June 17, 2009 at 9:36 am
eric
The post doesn’t make a claim whether the Silver Bow vote was rigged or not. The post makes a claim that the GOP rigged the course of admissions — i.e., got states admitted in an order that had nothing to do with population and much to do with their Republicanness. This is pretty clearly established; if you want to know more, you might go read the articles cited at the bottom of the linked post.
We’ve gone, btw, from “typical” to “patented” and “usual”, from someone who’s never commented here before. Interesting.
June 17, 2009 at 10:43 am
silbey
We clearly need a category labeled “usual cryptic ad-hom.” That’s just genius.
June 17, 2009 at 11:41 am
Currence
Could someone explain (or point in the direction of/link to an explanation) what would happen under a hypothetical “domination by the coasts”? Also, what happens when urban politics dominate? (I assume that we needn’t only speculate; presumably there are historical or contemporary examples of coastal and/or urban domination throughout the world that might help.)
June 17, 2009 at 12:43 pm
Vance
Currence, I understood that as a conventional concern — suppose 55% of the population lives on the coasts, and majorities there favor some blue policy such as reproductive rights, while the 45% between the coasts does not.

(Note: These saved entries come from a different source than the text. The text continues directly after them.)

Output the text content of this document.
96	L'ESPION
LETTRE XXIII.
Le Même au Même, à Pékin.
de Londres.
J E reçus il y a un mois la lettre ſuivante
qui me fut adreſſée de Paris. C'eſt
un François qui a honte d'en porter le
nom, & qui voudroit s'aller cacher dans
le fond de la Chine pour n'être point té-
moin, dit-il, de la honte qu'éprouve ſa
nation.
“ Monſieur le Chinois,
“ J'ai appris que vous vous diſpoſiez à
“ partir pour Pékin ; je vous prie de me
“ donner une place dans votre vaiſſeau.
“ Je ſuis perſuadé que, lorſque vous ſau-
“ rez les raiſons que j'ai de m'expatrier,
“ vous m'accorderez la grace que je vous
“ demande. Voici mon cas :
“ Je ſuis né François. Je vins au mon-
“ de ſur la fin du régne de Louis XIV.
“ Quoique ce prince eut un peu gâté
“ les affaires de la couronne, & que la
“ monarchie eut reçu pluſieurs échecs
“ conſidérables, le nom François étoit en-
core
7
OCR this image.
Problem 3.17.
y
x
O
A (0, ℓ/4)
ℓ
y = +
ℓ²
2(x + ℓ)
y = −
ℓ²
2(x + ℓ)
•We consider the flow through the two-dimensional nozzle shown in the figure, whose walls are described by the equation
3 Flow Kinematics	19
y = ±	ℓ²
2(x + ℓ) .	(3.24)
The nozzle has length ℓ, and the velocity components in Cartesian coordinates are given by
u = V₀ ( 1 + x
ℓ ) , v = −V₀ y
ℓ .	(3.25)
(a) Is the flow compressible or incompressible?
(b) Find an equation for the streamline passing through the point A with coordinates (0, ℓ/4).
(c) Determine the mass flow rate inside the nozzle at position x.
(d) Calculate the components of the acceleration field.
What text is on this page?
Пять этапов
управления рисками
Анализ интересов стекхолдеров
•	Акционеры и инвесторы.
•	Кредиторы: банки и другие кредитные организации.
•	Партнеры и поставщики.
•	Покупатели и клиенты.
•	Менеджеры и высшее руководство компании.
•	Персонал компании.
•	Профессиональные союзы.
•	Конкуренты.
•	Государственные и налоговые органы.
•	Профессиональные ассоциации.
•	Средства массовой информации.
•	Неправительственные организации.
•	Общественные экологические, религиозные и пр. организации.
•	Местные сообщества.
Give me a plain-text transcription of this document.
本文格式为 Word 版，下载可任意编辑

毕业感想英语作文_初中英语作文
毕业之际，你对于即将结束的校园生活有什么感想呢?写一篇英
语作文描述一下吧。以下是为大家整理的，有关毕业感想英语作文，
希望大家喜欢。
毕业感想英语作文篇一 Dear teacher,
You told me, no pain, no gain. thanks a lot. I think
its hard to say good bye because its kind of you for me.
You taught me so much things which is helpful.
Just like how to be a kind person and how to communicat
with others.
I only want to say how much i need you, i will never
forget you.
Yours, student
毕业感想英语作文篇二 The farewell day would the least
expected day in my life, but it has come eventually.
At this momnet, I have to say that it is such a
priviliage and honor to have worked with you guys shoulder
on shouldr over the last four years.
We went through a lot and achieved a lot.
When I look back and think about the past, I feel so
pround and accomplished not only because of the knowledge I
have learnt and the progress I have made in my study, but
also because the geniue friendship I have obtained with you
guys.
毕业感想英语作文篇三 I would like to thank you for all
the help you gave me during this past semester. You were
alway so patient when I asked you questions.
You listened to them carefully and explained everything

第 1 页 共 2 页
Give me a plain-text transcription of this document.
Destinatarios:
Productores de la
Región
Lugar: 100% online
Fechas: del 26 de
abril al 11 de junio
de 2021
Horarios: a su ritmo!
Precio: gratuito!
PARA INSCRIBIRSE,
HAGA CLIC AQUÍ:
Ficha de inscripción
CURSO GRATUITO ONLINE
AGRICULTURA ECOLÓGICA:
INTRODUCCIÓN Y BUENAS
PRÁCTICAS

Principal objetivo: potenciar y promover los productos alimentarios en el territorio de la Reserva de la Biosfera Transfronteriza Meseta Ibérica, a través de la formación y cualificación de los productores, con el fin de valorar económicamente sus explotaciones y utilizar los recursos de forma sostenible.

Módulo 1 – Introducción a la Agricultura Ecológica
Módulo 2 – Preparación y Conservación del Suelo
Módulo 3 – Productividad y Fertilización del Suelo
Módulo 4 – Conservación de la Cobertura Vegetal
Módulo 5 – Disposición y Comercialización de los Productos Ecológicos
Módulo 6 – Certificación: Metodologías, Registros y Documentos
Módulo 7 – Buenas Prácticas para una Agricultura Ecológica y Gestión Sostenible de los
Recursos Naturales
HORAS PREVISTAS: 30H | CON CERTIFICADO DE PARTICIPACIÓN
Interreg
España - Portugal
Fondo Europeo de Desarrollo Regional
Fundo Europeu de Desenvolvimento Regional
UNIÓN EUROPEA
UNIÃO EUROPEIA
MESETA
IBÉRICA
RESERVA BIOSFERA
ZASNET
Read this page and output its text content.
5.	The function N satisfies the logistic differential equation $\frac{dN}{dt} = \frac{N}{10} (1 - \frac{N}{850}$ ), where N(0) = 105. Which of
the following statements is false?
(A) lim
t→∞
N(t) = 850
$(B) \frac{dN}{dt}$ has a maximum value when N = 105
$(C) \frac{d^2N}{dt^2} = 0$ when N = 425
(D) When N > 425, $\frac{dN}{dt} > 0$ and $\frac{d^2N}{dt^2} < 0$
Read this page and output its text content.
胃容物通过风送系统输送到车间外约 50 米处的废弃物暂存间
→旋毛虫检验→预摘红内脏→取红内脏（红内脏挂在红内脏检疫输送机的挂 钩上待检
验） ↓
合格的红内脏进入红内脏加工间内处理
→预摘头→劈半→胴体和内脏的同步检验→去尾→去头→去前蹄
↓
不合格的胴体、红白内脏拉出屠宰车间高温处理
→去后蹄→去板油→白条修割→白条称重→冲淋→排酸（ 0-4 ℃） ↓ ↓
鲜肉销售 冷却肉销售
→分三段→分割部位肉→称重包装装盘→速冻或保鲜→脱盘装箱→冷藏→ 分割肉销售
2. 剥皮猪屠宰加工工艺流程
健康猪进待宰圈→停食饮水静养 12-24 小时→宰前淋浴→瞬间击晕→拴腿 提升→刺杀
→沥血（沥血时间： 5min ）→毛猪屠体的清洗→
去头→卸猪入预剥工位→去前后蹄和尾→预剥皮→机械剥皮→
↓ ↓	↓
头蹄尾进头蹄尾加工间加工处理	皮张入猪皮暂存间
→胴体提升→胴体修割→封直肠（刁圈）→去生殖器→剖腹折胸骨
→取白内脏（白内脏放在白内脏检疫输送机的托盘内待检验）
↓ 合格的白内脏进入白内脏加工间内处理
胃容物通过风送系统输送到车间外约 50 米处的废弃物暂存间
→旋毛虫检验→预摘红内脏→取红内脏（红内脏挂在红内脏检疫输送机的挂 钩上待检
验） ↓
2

The fact that a majority of the dominant districts support a policy could carry it, even if there wasn’t a majority overall.
June 17, 2009 at 1:23 pm
jazzbumpa
Typical, patented, usual – shall we say, monotonically stereotypical?
With my black-hatted love of cryptic one-stop shopping, I come for the evasive crypto-Marist lack of ideology, and stay for the cryptic ad-hom.
Hysterical historical pop liberal crypto-narrative free with any purchase.
Itz alll crypto-goood.
June 17, 2009 at 8:45 pm
TF Smith
So is “bimbo” a non-crypto-ad-hom-moralizing-historic-yet-always-classy-and-factual-narrative?
Must be a parody…
June 18, 2009 at 11:55 am
stevenattewell
Regarding Article V, couldn’t a hypothetical 28th amendment simply include a clause striking the last clause in Article V? I note, for purposes of historical irony, that the clause immediately before the ban on changing the Senate bars the abolition of the slave trade *by constitutional amendment* prior to 1808.
June 18, 2009 at 2:36 pm
eric
Well, I don’t know, but it certainly seems like the article is trying to sprinkle special amendment-proof fairy dust on the equal representation of states in the Senate.
June 18, 2009 at 9:36 pm
stevenattewell
That’s true, but I don’t know enough constitutional law to know whether how one actually goes about making something unamendable – after all, you can’t rule a constitutional amendment unconstitutional. I guess you could challenge it in court as creating a constitutional conflict, but I seem to recall that generally the most recent version of a law or constitution takes precedent. May be wrong though.
June 18, 2009 at 9:50 pm
andrew
The amendable object meets the unamending force.